Les pongo un ejemplo de usos contradictorios del código penal de Israel. Muchos autores de la Reforma, grandes autores, muy provechosos y edificantes (los mismos Hoeksema y Schilder que cité en el artículo anterior), sacaron la conclusión de que el día de la semana Domingo se tenía que tomar como el sábado judío, el sábado del código penal. Y aplicaron incluso, cuando tuvieron poder, las penas unidas a la transgresión del sábado en ese código penal. Y eso se presentó (y se sigue presentando en algunos círculos) como expresión de obediencia a Dios. ¿Cómo tener comunión con Cristo sin “guardar” el día del sábado –ahora la llaman “del Señor”–, el Domingo? Pues eso no tiene encaje alguno con la Escritura, sencillamente, no hay manera, por muchas vueltas que se le dé, de encajarlo en el Nuevo Testamento. Eso es arreglo y tradición de los hombres.
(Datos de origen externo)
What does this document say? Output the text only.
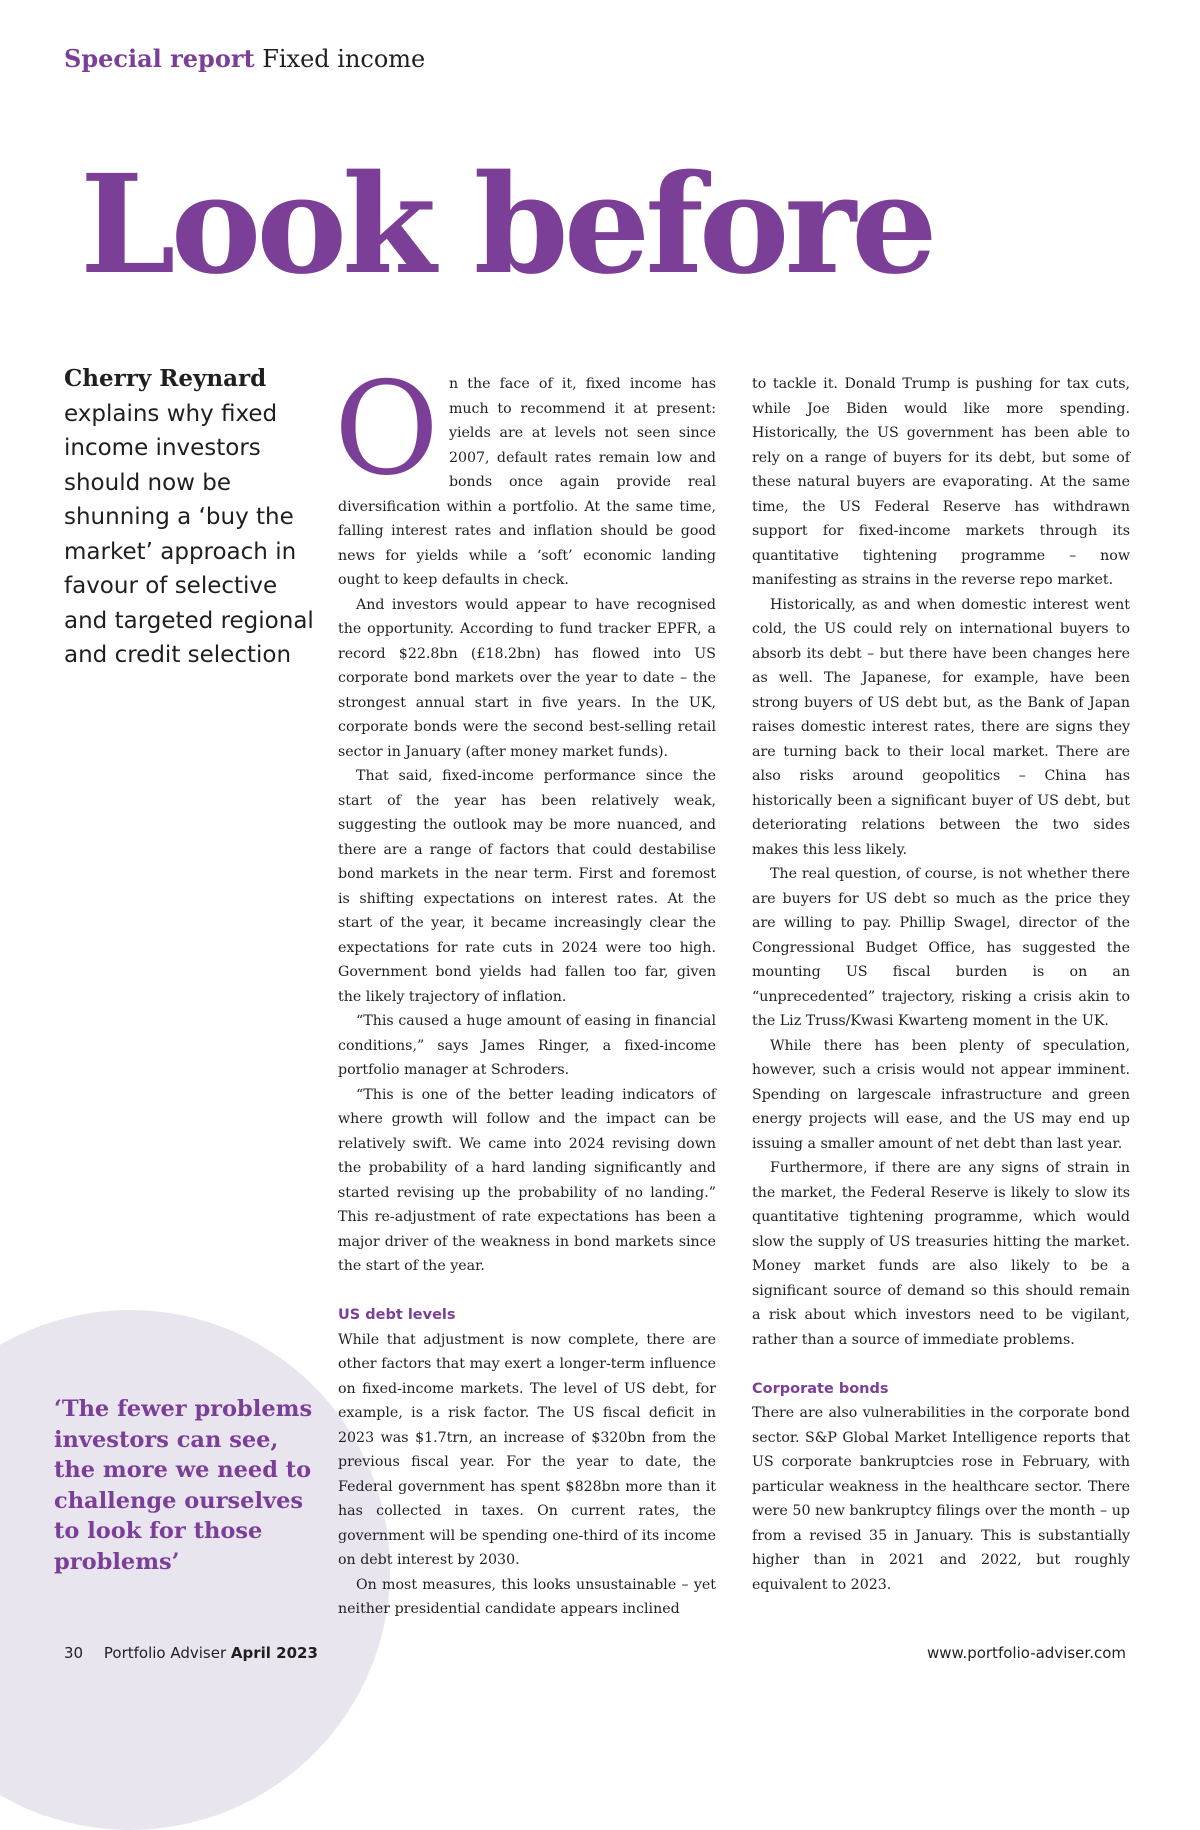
Special report Fixed income
Look before
Cherry Reynard
explains why fixed income investors should now be shunning a ‘buy the market’ approach in favour of selective and targeted regional and credit selection
‘The fewer problems investors can see, the more we need to challenge ourselves to look for those problems’

On the face of it, fixed income has much to recommend it at present: yields are at levels not seen since 2007, default rates remain low and bonds once again provide real diversification within a portfolio. At the same time, falling interest rates and inflation should be good news for yields while a ‘soft’ economic landing ought to keep defaults in check.

And investors would appear to have recognised the opportunity. According to fund tracker EPFR, a record $22.8bn (£18.2bn) has flowed into US corporate bond markets over the year to date – the strongest annual start in five years. In the UK, corporate bonds were the second best-selling retail sector in January (after money market funds).

That said, fixed-income performance since the start of the year has been relatively weak, suggesting the outlook may be more nuanced, and there are a range of factors that could destabilise bond markets in the near term. First and foremost is shifting expectations on interest rates. At the start of the year, it became increasingly clear the expectations for rate cuts in 2024 were too high. Government bond yields had fallen too far, given the likely trajectory of inflation.

“This caused a huge amount of easing in financial conditions,” says James Ringer, a fixed-income portfolio manager at Schroders.

“This is one of the better leading indicators of where growth will follow and the impact can be relatively swift. We came into 2024 revising down the probability of a hard landing significantly and started revising up the probability of no landing.” This re-adjustment of rate expectations has been a major driver of the weakness in bond markets since the start of the year.

US debt levels

While that adjustment is now complete, there are other factors that may exert a longer-term influence on fixed-income markets. The level of US debt, for example, is a risk factor. The US fiscal deficit in 2023 was $1.7trn, an increase of $320bn from the previous fiscal year. For the year to date, the Federal government has spent $828bn more than it has collected in taxes. On current rates, the government will be spending one-third of its income on debt interest by 2030.

On most measures, this looks unsustainable – yet neither presidential candidate appears inclined

to tackle it. Donald Trump is pushing for tax cuts, while Joe Biden would like more spending. Historically, the US government has been able to rely on a range of buyers for its debt, but some of these natural buyers are evaporating. At the same time, the US Federal Reserve has withdrawn support for fixed-income markets through its quantitative tightening programme – now manifesting as strains in the reverse repo market.

Historically, as and when domestic interest went cold, the US could rely on international buyers to absorb its debt – but there have been changes here as well. The Japanese, for example, have been strong buyers of US debt but, as the Bank of Japan raises domestic interest rates, there are signs they are turning back to their local market. There are also risks around geopolitics – China has historically been a significant buyer of US debt, but deteriorating relations between the two sides makes this less likely.

The real question, of course, is not whether there are buyers for US debt so much as the price they are willing to pay. Phillip Swagel, director of the Congressional Budget Office, has suggested the mounting US fiscal burden is on an “unprecedented” trajectory, risking a crisis akin to the Liz Truss/Kwasi Kwarteng moment in the UK.

While there has been plenty of speculation, however, such a crisis would not appear imminent. Spending on largescale infrastructure and green energy projects will ease, and the US may end up issuing a smaller amount of net debt than last year.

Furthermore, if there are any signs of strain in the market, the Federal Reserve is likely to slow its quantitative tightening programme, which would slow the supply of US treasuries hitting the market. Money market funds are also likely to be a significant source of demand so this should remain a risk about which investors need to be vigilant, rather than a source of immediate problems.

Corporate bonds

There are also vulnerabilities in the corporate bond sector. S&P Global Market Intelligence reports that US corporate bankruptcies rose in February, with particular weakness in the healthcare sector. There were 50 new bankruptcy filings over the month – up from a revised 35 in January. This is substantially higher than in 2021 and 2022, but roughly equivalent to 2023.

30 Portfolio Adviser April 2023	www.portfolio-adviser.com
Eso es costumbre o manera de “ordenar” la vida de una iglesia, que se trasforma en “palabra de Dios”, eso es negar esa Palabra. Mantener una sección del código penal de Israel, lo tocante al día de reposo o sábado, y aplicarlo tal cual al Domingo, es una enseñanza fuera del Evangelio, que ha ocasionado mucho dolor y desviación en la vida de la Iglesia. Es tiranía eclesiástica y, además, creo que estropea el propio culto, la fiesta del encuentro de Cristo con su pueblo. (Por supuesto, empleemos el Domingo para reunirnos y celebrar cultos, pero como algo del buen orden cotidiano, no como algo sagrado o sacramental. Ninguna acción es pecado por el hecho de que se realice en un día u otro.)
Una nota. Al terminar este escrito me doy cuenta de que no podría pertenecer a casi (por ser optimista) ninguna denominación, o al menos no tendría licencia para predicar en ella. Con todo el énfasis en la gracia de Dios, el pacto, las enseñanzas del Antiguo Testamento, la unidad con el mismo del Nuevo; por aplicación de sus enseñanzas, paidobautista y paidocomunión; promoviendo la necesidad de acudir a la ley bíblica (en su propia naturaleza, como testimonio divino) para analizar y proponer caminos en las cosas de la sociedad presente (política, economía, etc.), pero negando su uso como código penal, es decir, sin poder estar junto a muchos de los que reconozco su buen trabajo en los estudios de la Escritura. Negando que en el Domingo se celebre algo de Cristo con el código penal de Israel para el sábado o día de reposo. Pues solitario. Y, sin embargo, con la Escritura me siento en comunión con toda la Iglesia, y disfruto ampliamente de la comunidad de los redimidos, pasados, presentes y futuros.
Sólo la Escritura, y toda la Escritura (que no excluya a solo Cristo y solo la fe). Es el tiempo de la presencia de Cristo con su palabra, Cristo con nosotros. Eso nos libera de cadenas.